I would like your explanation as to why the current article online is very different from its original, shown below. The current AP account (as I read it in the NY Times) of Alan Greenspan's meeting, in class, with Vice President Al Gore has not only deletions, but, now, additions. The current online account states that Gore was "defeated" by Bush in the last election.

We in the know know differently, don't we?

Some stretch of facts, that one is. Bush was appointed, or installed.

And your current account of this meeting has deleted a report of the moment of the non-verbal communication which happened between Greenspan and Gore -- which gives (or did give) readers the impression that the master of economic advice has a lot in common with Gore, including intuitively.

Why these changes?

You must be afraid of the bush administration.

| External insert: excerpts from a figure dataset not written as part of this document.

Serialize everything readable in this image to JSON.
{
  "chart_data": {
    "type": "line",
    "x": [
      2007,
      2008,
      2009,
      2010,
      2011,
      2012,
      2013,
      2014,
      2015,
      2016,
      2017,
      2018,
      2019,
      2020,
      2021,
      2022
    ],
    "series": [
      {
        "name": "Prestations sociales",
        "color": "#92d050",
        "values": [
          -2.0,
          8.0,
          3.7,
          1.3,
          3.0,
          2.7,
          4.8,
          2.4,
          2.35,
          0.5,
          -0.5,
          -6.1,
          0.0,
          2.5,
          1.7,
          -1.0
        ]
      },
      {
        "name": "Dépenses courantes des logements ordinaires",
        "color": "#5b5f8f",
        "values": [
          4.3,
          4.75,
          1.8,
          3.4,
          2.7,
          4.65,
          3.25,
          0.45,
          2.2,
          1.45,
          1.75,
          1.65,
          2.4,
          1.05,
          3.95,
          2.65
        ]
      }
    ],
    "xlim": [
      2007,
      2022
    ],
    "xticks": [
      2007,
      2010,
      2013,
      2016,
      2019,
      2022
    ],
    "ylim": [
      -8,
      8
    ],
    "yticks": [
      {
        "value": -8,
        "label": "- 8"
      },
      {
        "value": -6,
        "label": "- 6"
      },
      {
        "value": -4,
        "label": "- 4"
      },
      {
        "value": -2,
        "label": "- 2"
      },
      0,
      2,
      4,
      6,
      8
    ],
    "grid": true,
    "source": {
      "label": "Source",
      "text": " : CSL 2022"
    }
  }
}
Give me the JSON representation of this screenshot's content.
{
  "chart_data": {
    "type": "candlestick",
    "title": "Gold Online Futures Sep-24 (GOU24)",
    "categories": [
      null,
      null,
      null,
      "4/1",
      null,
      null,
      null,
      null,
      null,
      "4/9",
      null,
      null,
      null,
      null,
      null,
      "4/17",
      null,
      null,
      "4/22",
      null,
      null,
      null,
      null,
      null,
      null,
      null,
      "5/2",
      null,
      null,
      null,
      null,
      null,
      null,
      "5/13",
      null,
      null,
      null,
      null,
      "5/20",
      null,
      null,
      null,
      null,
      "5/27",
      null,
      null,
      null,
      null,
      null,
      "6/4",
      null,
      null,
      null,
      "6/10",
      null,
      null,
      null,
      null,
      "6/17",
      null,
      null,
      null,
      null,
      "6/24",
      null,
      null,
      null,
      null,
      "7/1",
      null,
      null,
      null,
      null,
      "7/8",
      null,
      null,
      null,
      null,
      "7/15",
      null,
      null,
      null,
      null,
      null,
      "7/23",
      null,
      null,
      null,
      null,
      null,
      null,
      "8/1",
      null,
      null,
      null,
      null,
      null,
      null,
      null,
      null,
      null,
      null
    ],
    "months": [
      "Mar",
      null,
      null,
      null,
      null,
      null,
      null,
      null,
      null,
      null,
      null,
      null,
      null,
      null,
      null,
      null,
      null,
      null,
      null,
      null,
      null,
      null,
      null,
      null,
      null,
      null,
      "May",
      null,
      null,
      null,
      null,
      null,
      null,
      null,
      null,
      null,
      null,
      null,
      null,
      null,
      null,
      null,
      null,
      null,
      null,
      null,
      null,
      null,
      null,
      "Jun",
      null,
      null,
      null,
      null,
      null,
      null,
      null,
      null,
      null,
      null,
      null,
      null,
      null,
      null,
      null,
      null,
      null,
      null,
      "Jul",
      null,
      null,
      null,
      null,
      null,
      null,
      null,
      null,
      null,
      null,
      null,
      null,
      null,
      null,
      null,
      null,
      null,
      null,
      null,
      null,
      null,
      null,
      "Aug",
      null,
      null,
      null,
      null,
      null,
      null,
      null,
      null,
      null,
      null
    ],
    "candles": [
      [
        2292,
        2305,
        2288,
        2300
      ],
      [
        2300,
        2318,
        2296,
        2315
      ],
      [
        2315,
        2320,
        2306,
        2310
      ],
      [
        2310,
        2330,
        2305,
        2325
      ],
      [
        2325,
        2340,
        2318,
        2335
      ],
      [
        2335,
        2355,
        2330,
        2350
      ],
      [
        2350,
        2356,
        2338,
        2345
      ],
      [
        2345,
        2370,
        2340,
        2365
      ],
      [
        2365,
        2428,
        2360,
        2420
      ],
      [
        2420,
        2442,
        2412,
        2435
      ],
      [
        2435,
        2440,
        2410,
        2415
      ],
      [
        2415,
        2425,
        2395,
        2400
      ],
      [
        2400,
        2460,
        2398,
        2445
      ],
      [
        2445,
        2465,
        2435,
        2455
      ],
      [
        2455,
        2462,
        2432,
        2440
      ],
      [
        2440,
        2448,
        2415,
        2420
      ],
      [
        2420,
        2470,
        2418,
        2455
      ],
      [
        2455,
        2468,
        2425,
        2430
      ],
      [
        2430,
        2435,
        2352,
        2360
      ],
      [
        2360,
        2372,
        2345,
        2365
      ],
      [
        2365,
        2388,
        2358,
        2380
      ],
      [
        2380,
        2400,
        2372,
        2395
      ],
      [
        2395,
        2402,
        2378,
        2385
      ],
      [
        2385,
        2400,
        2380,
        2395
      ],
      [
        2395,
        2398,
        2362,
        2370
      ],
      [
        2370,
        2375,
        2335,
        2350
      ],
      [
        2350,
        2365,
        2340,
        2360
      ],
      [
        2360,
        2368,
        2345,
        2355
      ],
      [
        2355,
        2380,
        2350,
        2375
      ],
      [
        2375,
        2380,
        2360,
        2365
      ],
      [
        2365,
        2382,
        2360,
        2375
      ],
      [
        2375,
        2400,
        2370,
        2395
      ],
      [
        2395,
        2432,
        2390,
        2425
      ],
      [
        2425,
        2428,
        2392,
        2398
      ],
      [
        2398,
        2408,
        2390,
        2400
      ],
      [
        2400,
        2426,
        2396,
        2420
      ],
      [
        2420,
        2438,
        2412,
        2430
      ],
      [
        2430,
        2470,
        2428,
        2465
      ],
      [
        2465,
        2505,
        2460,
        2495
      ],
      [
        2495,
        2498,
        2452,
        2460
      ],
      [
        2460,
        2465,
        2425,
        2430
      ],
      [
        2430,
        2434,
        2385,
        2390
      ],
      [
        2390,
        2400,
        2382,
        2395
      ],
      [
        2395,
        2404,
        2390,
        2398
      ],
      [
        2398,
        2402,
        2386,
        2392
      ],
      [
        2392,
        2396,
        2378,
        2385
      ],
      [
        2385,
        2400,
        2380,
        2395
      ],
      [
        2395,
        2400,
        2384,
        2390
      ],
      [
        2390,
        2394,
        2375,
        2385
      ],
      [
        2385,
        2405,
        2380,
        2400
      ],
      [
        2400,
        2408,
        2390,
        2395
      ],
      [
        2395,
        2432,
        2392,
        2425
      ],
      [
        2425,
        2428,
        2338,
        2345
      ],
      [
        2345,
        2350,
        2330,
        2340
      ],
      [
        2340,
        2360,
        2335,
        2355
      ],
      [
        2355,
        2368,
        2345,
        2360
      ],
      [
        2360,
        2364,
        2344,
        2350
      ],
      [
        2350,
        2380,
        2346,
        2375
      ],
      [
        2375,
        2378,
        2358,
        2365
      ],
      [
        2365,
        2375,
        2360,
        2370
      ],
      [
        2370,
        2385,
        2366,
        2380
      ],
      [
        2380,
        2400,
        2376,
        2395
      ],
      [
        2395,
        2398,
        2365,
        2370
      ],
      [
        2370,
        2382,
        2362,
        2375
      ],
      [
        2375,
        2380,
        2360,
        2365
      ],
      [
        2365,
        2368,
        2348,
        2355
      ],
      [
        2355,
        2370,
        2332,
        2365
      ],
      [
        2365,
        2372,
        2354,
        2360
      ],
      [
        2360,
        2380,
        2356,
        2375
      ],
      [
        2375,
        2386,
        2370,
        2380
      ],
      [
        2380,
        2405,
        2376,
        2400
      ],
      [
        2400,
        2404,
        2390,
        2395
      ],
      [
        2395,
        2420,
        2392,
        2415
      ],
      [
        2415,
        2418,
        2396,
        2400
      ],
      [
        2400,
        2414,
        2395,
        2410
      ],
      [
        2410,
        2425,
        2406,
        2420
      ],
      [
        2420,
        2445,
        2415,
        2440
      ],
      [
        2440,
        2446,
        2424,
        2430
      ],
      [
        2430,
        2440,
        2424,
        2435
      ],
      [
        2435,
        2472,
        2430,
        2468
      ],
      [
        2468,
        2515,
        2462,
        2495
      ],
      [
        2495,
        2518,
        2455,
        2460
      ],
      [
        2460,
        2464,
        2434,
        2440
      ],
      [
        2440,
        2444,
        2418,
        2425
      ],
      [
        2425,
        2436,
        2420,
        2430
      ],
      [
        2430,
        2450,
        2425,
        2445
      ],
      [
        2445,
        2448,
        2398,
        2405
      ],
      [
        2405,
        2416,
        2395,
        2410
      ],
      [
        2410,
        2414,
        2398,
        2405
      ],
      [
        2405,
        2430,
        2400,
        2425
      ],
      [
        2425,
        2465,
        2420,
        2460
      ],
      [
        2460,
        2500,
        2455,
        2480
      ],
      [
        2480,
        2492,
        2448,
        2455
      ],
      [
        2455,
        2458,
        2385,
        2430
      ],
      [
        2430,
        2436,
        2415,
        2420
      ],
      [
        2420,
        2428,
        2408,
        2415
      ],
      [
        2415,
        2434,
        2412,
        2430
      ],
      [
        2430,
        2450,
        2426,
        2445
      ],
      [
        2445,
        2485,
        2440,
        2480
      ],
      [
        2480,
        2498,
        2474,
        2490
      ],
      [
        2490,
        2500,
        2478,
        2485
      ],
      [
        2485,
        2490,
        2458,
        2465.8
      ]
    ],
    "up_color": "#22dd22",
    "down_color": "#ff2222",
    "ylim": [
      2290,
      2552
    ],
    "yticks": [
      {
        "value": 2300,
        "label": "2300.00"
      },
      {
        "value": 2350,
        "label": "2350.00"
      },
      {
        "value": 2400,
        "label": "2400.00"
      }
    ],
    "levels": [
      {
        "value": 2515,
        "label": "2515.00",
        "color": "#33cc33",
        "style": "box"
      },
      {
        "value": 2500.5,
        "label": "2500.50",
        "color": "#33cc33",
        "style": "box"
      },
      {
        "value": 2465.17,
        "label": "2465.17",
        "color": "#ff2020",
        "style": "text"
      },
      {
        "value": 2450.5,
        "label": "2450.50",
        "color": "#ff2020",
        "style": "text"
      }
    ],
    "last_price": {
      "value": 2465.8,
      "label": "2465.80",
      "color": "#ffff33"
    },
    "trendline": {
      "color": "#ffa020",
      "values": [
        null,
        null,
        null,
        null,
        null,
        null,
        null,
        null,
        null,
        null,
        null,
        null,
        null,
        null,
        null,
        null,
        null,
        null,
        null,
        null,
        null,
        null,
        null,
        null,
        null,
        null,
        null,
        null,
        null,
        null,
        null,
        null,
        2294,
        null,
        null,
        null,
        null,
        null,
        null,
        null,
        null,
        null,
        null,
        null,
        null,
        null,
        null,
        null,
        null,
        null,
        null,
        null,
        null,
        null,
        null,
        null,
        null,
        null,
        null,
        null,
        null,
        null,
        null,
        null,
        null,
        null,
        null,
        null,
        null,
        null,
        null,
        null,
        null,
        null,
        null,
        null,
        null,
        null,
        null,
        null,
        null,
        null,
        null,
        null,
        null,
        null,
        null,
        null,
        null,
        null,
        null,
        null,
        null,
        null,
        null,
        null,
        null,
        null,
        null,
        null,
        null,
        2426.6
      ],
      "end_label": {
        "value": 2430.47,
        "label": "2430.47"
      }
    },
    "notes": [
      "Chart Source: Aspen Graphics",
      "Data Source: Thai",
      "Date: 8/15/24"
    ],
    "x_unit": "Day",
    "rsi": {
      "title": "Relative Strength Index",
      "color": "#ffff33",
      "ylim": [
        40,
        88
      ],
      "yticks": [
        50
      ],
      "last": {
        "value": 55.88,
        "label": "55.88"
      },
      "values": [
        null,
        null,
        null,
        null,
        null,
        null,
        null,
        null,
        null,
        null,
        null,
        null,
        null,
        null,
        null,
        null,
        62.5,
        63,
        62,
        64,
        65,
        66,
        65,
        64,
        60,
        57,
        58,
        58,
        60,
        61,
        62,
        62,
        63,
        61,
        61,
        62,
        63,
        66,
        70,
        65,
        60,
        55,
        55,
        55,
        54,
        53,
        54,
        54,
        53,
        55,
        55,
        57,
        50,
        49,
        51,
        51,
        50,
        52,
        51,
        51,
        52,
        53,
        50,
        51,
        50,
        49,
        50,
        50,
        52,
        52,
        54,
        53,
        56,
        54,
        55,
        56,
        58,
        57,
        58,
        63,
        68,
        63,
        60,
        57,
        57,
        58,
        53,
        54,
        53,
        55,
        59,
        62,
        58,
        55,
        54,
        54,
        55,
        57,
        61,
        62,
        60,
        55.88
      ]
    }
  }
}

I am here to tell you that millions of us are not. And we don't take kindly to being lied to by the press. Or by anyone in the mass media.

It seems your intention is to re-write history. You have more in common with bush than you may wish to realize.

As the person says below ... The Bastards. That's you.

Dale Reynolds an American in London and nobody's fool

Scrubbed Greenspan Article- original text. Date: 03/22/2001

The Bastards

This is the text from the original article-

March 21, 2001

Greenspan Addresses Columbia Class


Filed at 6:30 p.m. ET

NEW YORK (AP) -- A day after investors griped and moaned about a smaller-than-desired cut in interest rates, Federal Reserve Chairman Alan Greenspan wasn't talking -- at least not about the economy.

In a guest lecture Wednesday to former Vice President Al Gore's journalism class at Columbia University, Greenspan stuck to his planned topic of ``the economy and the media.''

He advised them to remember integrity and caution in an era of around-the-clock reporting, noting that ``a journalist's market value is his or her reputation,'' students said afterward.

Reporters and tape recorders were barred from the classroom under university rules.

``It was an open-ended, light and informal atmosphere,'' said David Gruber, 28. ``But he did tiptoe around a lot of questions viewed as controversial.''

Among them: the Fed's interest rate cut and President Bush's proposed tax cut. Members of the Fed's chief policy-making group follow a practice of not speaking about monetary policy the week before or of a Fed meeting.

The Dow Jones industrial average has fallen more than 470 points over the past two days since the Fed cut interest rates by 0.50 percentage point. Many investors were hoping for a cut of at least 0.75 percentage point.

Gore was less restrained, however, students said.

At one point, as the class pondered whether economies typically come out of a recession rapidly or more slowly -- in what is seen as a ``V'' or an ``L'' on a graph -- Gore suggested that ``it comes out as a 'W' if it's a really bad government policy.''

It was an obvious jab at President Bush's proposed tax cut, said Sharon Otterman, 28.

Greenspan made no comment, but gave Gore a high-five. Greenspan has publicly expressed support for a limited tax-relief plan.